6. With GOLF’s inaugural Style Issue now on newsstands — and with Style Week officially here on GOLF.com — we must ask: Of any player past or present, whose style do you most admire?

Shipnuck: Hogan. So clean and timeless.

Sens: Arnie’s one obvious choice. Ditto Seve Ballesteros, slashing his way to a win at the British Open at St. Andrews in ‘84 (dark blue sweater over a crisp white collared shirt), where he cut about as dashing a profile as a golfer can cut. More dashing, anyway, than a certain former editor at our magazine who used to tuck his shirt deep into his underwear and then pull the underwear up so high that it rose above his belt line as he teed off. I guess you’d call him the anti-Arnie.
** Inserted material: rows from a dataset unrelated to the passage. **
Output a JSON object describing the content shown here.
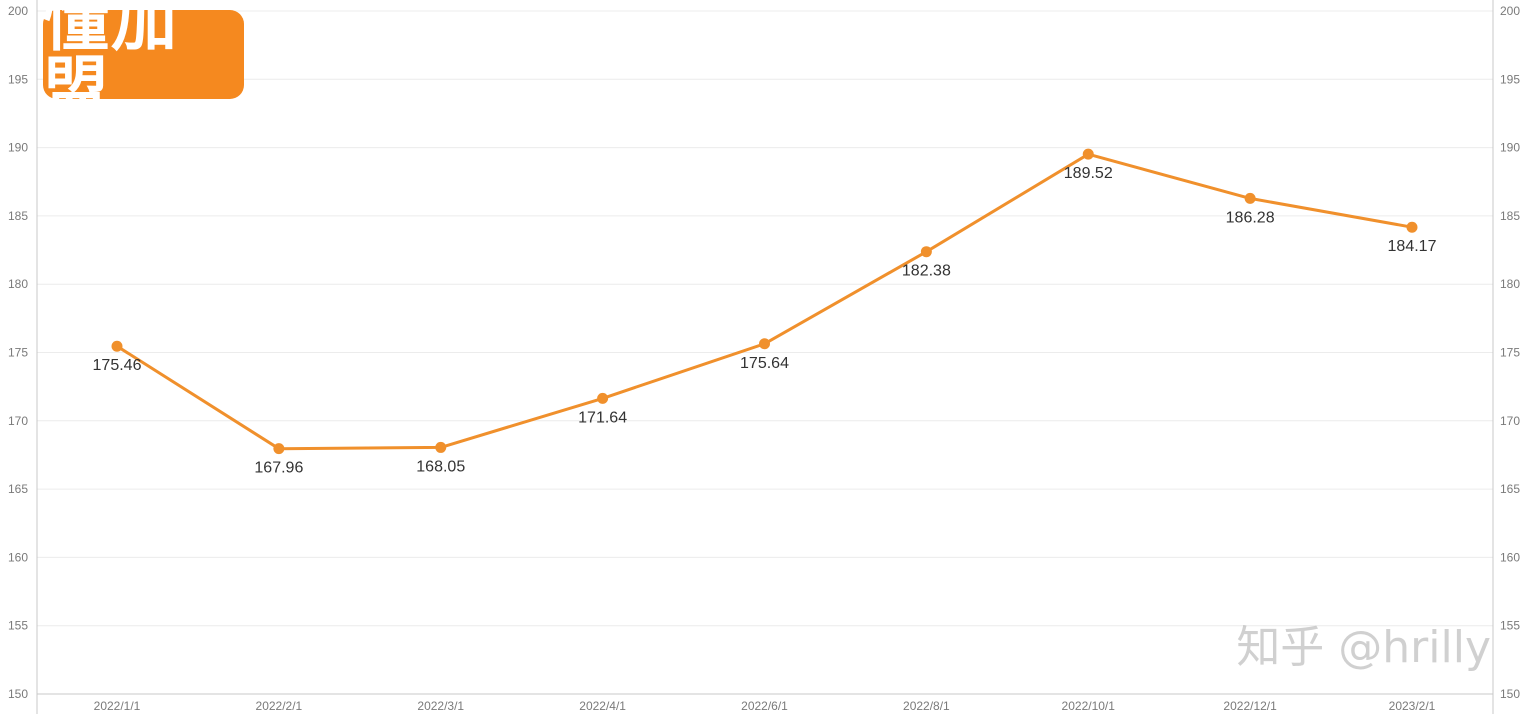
{
  "logo": {
    "text": "懂加盟"
  },
  "watermark": {
    "text": "知乎 @hrilly"
  },
  "chart_data": {
    "type": "line",
    "title": "",
    "xlabel": "",
    "ylabel": "",
    "categories": [
      "2022/1/1",
      "2022/2/1",
      "2022/3/1",
      "2022/4/1",
      "2022/6/1",
      "2022/8/1",
      "2022/10/1",
      "2022/12/1",
      "2023/2/1"
    ],
    "values": [
      175.46,
      167.96,
      168.05,
      171.64,
      175.64,
      182.38,
      189.52,
      186.28,
      184.17
    ],
    "data_labels": [
      "175.46",
      "167.96",
      "168.05",
      "171.64",
      "175.64",
      "182.38",
      "189.52",
      "186.28",
      "184.17"
    ],
    "ylim": [
      150,
      200
    ],
    "yticks": [
      150,
      155,
      160,
      165,
      170,
      175,
      180,
      185,
      190,
      195,
      200
    ],
    "secondary_y_axis": true,
    "grid": true,
    "color": "#f0902c"
  }
}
Zak: I don’t think Justin Thomas gets enough love for his style. Of all the elite players, he’s taken plenty of steps toward the Billy Horschel/Morgan Hoffmann end of the spectrum (but not that far), and done it in a very classy, simple way. He rocks pink pants better than anyone else, but that’s as complicated as he makes things. And oh, yeah, he also wins a lot now. Trophies make every pair of fluorescent pants look better.

Ritter: All good choices so far. I’ll add Freddie, whose swing and insouciance meshed well with his on-course style.

Passov: Surprise, surprise, I’ll go with Tiger, who was always meticulously attired, albeit red, red, red. As a history buff, I’ll tell you to go back and check out Jimmy Demaret, a three-time Masters champ in the 1940s and 50s, who pushed the fashion envelope fairly frequently and generally succeeded in looking sharp.

Bamberger: Young Tom. Plus, the mustache.